Master of Natural Resources
The Master of Natural Resources (MNR) degree program is an interdisciplinary, course-based graduate program designed for upcoming or working professionals who wish to enhance their education credentials for a career in natural resources. The MNR program offers two Options. Explore the Option that best fits your educational and career objectives:
Through the suite of courses in these program categories and a project, students from diverse academic backgrounds gain the knowledge and skills to better understand and effectively manage natural resources.
- 30 semester credits, non-thesis program designed for working professionals.
- Students may complete the degree in just three semesters.
- Up to 12 applicable credits can be transferred into the program.

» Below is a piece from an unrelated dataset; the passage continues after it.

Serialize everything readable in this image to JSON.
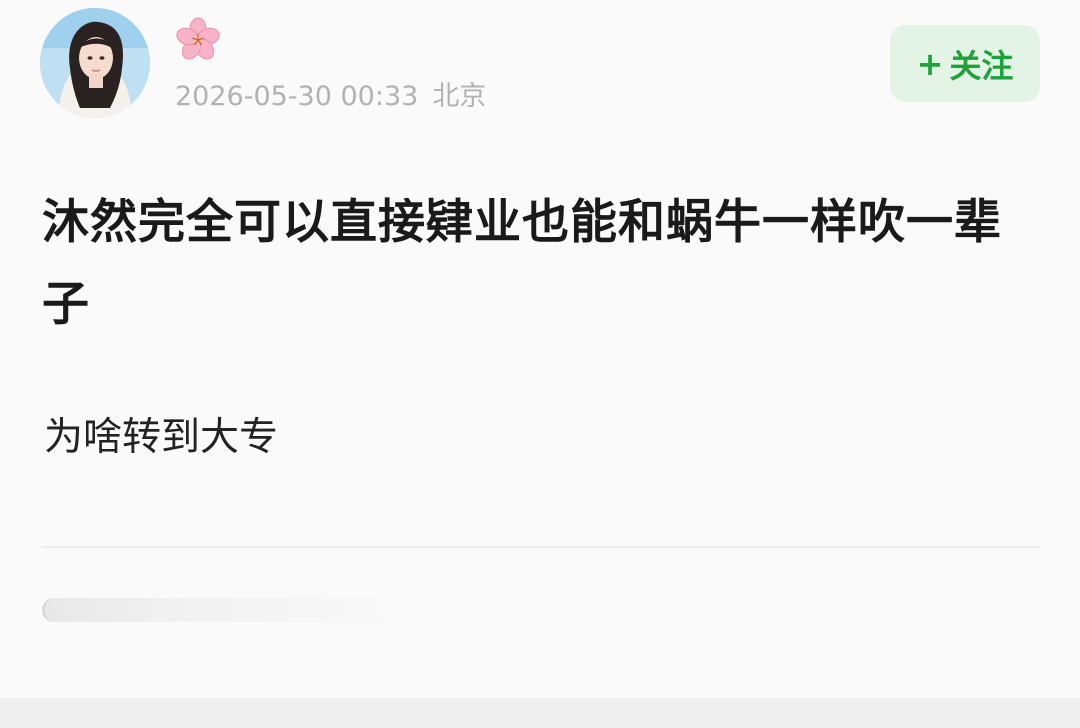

- Can be completed entirely online.
- Culminates in a Final Project with lasting impact.
- Apply year-round.
Integrated Natural Resources
Managing natural resources is a challenging and deeply rewarding career path, attractive to scientists, recreationists and hunters, and conservationists alike. The fundamental objective of the Integrated Natural Resources MNR program is to integrate and scale various perspectives – ecological, human dimensions, planning, policy and law, and practical tools – into a broad and practical view of natural resources. This unique professional degree is accessible to students of diverse academic backgrounds and will help graduates develop credentials and skills to engage in effective, adaptive conservation of natural resources for the future. The degree consists of 30 semester credits: five credits from each of four MNR program categories – Ecology, Human Dimensions, Policy, Planning and Law, and Tools & Technology, eight elective course credits from the MNR curriculum, and two credits for a Final Project.
Fire Ecology & Management
Wildland fire is an increasingly important challenge for people in Idaho, the West, and the world. Natural resource professionals face difficult challenges in the face of reduced budgets, changing global environments, invasive species, population growth, and related expectations for ecosystem services- many of which are affected by watershed and vegetation response to fires. Federal, state, local, and NGO land managers across disciplines are required to plan for and address fire management, yet may not be familiar with the ever-expanding wealth of fire science and tools. The Fire Ecology and Management Option of the MNR brings the University’s unique cadre of seasoned wildland fire educators to bear on these challenges, preparing professionals in natural resource management to address the compelling array of implications of changing fire regimes. The degree consists of 30 semester credits: Five Core Fire courses, plus 2-4 credits from each of four MNR program categories – Ecology, Human Dimensions, Policy, Planning and Law, and Tools & Technology, and a 2-CR Final Project.